En la portada, una niña de cabello negro y ojos intensos sostiene una paloma entre las manos. El animal intenta alzar el vuelo. La niña parece asustada. Sus noches y sus miedos deben de ser también los míos.


IV

Aunque las bombas y los balazos se habían escuchado la mayor parte de la noche, papá pensó que se trataba de algo sin importancia.

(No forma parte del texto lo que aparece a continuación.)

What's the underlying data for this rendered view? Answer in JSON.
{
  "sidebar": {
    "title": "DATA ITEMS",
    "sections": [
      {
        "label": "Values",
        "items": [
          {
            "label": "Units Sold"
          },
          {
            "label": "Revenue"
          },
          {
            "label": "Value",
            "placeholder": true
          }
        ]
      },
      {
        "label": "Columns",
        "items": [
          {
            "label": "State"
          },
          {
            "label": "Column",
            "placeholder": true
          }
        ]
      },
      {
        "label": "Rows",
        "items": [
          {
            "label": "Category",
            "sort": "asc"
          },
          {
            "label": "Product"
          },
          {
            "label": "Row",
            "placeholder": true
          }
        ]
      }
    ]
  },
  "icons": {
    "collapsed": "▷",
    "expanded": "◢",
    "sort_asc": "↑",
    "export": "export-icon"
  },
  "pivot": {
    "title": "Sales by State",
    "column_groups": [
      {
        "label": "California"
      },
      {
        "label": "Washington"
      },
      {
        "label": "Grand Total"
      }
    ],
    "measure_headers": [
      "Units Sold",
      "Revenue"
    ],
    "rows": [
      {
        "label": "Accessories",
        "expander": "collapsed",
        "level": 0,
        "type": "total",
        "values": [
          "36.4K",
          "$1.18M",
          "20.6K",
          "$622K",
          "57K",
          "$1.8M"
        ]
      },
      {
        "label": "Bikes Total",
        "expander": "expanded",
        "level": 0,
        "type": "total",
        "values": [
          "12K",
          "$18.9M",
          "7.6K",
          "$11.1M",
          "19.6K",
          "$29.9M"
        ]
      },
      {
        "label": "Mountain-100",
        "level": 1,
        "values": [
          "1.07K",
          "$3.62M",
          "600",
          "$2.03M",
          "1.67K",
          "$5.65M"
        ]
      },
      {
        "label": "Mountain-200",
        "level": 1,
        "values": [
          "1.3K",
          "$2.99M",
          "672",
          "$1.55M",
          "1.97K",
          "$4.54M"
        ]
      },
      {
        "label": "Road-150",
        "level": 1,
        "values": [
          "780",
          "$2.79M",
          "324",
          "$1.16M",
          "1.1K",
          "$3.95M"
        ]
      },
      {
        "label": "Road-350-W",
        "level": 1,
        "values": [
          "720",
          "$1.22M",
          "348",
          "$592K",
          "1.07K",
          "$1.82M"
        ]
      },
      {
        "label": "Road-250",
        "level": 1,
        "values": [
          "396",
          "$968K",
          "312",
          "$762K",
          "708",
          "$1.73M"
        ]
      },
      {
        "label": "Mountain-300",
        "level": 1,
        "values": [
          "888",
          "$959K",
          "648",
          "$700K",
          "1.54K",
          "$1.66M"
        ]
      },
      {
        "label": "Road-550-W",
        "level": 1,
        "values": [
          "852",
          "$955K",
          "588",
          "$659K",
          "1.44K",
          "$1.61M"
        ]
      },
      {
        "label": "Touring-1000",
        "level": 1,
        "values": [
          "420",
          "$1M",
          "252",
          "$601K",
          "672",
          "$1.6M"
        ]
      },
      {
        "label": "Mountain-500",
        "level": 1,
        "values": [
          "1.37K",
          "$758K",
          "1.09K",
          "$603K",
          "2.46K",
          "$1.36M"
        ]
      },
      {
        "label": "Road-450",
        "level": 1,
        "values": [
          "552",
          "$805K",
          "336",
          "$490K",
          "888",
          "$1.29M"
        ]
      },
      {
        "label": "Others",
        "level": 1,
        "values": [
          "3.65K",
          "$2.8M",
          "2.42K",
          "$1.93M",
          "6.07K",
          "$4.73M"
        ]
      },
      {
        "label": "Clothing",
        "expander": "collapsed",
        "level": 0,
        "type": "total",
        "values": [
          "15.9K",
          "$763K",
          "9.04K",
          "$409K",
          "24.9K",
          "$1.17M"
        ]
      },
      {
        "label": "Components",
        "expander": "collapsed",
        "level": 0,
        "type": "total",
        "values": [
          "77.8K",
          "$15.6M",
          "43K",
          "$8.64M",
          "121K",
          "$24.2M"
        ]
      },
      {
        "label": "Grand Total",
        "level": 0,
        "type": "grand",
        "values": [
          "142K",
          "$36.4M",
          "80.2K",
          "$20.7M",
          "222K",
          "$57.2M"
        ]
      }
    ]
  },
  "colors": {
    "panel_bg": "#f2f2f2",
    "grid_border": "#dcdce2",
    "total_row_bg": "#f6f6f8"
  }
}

A la mañana siguiente, cuando me llevaba al colegio en su auto, decidió pasar por la avenida que corría paralela a la nuestra. Papá no tuvo tiempo de girar. Sólo alcanzó a decir que debía taparme los ojos. No logró identificar que aquello que colgaba de las copas de los árboles que bordeaban la ancha avenida de doble vía, eran pedazos de cuerpos. Y yo, sentada en el asiento trasero, no pude dejar de ver aquel horror que fue mi primer enfrentamiento con los años de pavor que habríamos de vivir durante la década siguiente.

Papá condujo hasta el colegio en silencio. Yo no me atreví a preguntar si debía sentir pena por los muertos que la guardia, según escuché luego en la radio, recogió con palas y bolsas plásticas, a fin de evitar una hedentina en una de las principales calles de nuestra ciudad capital.